Затем последовала книга M*A*S*H* Iraq. Как получилось, что вы начали снимать лазарет, а не боевые действия?

— Освещать конфликты стало гораздо сложнее. Взрывы, перестрелки — все это стало недоступно. По большей части потому, что к военным операциям нас не допускали, а к точкам городских беспорядков было трудно попасть из-за пробок Багдада. Решение было циничным: работать со скорой помощью.

Было скучновато, поэтому мой товарищ прислал мне 12 DVD-дисков с сериалом "Чертова служба в госпитале МЭШ", который с семидесятых до начала восьмидесятых годов каждый вторник показывал серию об американо-корейской войне. Небольшой домик, в котором я его смотрел, находился рядом с вертолетной площадкой, — расслышать реплики персонажей никак не получалось, поэтому я включил субтитры. Удивительно, но этот глуповатый сериал о трех докторах иногда выдавал точные философичные реплики о том, каково вообще место человека в этом круговороте страданий. Я решил срифмовать снимки с этими цитатами. Случайное и комичное совпадение — вот как получилась эта книга.

По вашему мнению, в каком состоянии сейчас военная фотожурналистика?

"Меня начинает подташнивать от идеальных кадров и погони за эстетикой"

— Нас стало очень много. Теперь автором фотографии (порою очень качественной или удачной) становится даже очевидец. Люди снимают все лучше и лучше. Частично из-за аппаратуры, но эта демократия оборудования начинает напоминать спектакль.

Помните старую газетную фотожурналистику? Такими были настоящие снимки. Сейчас же все гиперреалистично — это не ложь, не обман, но призма фильтра. Жизнь не такая. Главным остается не техника, но наполнение, не "как", а "что". Меня начинает подташнивать от идеальных кадров и погони за эстетикой. Какая разница, как и откуда падает свет, значение имеет только событие.

Кто же из фотографов был "настоящим"? Кто повлиял на вас как на фотографа?

— Ничего нового не скажу, лишь назову классиков. Кристофер Моррис и Роберт Капа — боги военной фотографии. Последний — тот самый человек, который изобрел военную фотографию.

Став главой Magnum Photos, вы теперь в курсе всех будущих проектов. Чего ждать от агентства и от вас?

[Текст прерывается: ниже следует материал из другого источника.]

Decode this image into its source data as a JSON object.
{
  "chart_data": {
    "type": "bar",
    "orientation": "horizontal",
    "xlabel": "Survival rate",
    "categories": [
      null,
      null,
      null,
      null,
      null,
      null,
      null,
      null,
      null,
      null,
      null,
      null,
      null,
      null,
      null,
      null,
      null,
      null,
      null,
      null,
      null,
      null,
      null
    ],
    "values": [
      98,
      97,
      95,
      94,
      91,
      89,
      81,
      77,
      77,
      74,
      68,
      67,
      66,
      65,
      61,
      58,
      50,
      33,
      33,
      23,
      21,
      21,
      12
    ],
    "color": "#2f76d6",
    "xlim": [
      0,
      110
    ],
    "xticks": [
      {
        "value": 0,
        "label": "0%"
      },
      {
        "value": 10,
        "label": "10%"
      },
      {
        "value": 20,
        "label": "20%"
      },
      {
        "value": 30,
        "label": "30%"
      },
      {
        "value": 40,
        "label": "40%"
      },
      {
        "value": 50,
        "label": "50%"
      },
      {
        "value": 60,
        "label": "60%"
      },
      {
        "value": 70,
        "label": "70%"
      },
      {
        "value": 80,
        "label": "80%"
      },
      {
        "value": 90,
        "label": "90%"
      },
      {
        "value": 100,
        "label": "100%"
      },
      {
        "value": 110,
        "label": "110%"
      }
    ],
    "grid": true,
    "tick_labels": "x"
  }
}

— К семидесятилетию Magnum"а мы начали возвращаться к классическим репортажам. Все просто: пять-шесть фотографов будут снимать проекты, которые хотят. Я же прошел по стопам двух американцев. В 1947 году Джон Стейнбек и Роберт Капа посещали СССР, вследствие чего появился знаменитый "Русский дневник". Вместе с английским писателем венгерского происхождения Джулиусом Штраусом мы путешествовали по тем же местам, где бывали этот великий автор и великий фотограф. Текст пишется, снимки готовы. Эта книга будет несколько отличаться от моих предыдущих — повествование будет доминировать над фотографией.

На вашей лекции я заметил, насколько вы самокритичны. Напоследок как бы вы сами себя охарактеризовали?

— Я не маньерист. Не самый лучший фотограф, но если надо, могу снимать хорошо. То, что мы делаем, важно. За это стоит бороться.